Die Einrichtung der Jugendverkehrsschulen, der Verkehrswacht im Stadt- und Landkreis Karlsruhe e.V. können auf eine lange Tradition zurückblicken. Bereits 1958 wurde die erste stationäre Jugendverkehrsschule am Engländerplatz in Betrieb genommen. In den Anfangsjahren erlernten dort Schülerinnen und Schüler verkehrsgerechtes Verhalten, in dem man mit Holzautos auf den am Engländerplatz angelegten Straßen übte. Die Hütte, die anfangs nur als Unterstand gedacht war, wurde nach und nach zur Jugendverkehrsschule mit Vorbereitungsraum, Büro, und Fahrradabstellraum ausgebaut.

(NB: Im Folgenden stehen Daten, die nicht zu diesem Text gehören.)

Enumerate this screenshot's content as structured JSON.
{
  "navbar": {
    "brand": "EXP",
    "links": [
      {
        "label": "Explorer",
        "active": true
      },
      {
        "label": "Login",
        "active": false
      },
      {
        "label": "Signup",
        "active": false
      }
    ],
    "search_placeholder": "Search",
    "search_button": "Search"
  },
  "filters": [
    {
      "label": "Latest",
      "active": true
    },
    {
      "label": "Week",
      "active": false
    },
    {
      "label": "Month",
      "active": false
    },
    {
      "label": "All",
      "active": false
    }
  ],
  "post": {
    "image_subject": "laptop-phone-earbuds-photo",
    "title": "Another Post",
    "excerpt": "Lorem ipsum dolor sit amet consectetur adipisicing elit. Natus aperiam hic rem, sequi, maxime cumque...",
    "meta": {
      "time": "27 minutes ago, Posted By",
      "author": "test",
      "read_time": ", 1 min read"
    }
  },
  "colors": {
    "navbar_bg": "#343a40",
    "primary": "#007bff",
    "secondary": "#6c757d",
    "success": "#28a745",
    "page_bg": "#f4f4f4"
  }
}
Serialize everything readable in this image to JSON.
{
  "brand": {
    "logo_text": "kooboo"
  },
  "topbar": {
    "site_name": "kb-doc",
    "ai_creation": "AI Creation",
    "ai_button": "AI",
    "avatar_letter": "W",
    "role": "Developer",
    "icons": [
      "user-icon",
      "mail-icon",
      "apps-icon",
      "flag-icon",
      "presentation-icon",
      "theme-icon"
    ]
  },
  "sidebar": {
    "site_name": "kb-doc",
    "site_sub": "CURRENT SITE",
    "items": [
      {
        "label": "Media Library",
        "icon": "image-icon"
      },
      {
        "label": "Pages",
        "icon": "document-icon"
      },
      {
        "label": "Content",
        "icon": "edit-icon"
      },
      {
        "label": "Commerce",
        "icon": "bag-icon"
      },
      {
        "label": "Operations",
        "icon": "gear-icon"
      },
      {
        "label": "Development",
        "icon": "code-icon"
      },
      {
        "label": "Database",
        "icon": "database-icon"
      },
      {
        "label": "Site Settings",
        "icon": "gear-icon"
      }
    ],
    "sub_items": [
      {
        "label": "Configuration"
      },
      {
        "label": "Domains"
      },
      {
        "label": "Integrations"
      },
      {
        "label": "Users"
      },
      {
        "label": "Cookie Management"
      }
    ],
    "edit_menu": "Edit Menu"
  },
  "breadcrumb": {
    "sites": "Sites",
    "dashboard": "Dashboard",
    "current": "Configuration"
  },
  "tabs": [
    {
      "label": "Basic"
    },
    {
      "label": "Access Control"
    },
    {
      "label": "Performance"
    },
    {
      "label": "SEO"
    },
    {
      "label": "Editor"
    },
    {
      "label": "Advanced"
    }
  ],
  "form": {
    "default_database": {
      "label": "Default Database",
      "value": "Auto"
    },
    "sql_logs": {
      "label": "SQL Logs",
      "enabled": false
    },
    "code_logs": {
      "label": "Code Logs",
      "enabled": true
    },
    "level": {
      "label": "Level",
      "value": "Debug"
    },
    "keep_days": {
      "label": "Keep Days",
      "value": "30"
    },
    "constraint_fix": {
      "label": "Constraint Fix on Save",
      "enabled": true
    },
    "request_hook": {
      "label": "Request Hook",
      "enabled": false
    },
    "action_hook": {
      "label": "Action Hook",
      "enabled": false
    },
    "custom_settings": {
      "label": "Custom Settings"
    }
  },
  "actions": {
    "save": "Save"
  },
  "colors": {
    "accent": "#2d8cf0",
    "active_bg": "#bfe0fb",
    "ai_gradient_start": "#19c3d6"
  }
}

Die marode Holzbaracke musste 2009, nach einem halben Jahrhundert, einem modernen Gebäude weichen. Auf 230 m² befinden sich Schulungsraum, Büro, Fahrradlager sowie die dringend benötigten Sanitäranlagen.

Vorbereitungsraum

Der theoretische Unterricht in den Schulen und die praktische Ausbildung der Polizei in der Jugendverkehrsschule sind aufeinander abgestimmt. Die Jugendverkehrsschulen werden von den auszubildenden Radfahrschülern im Klassenverband aufgesucht. Nach einer Vorbereitung und Einstimmung auf die Übungseinheit üben die Schüler mit den von der Verkehrsschule zur Verfügung gestellten Fahrrädern.

Erklärung der Vorfahrtsregeln durch besonders geschulte Polizeibeamte.
Das Vorbeifahren an einem Hindernis mit Umsehen, Handzeichen geben und Beachtung des Gegenverkehrs erfordert von den Schülern große Konzentration.
Wichtig: Auch bei grünem Signal an der Verkehrsampel muss beim Linksabbiegen der Gegenverkehr beachtet werden.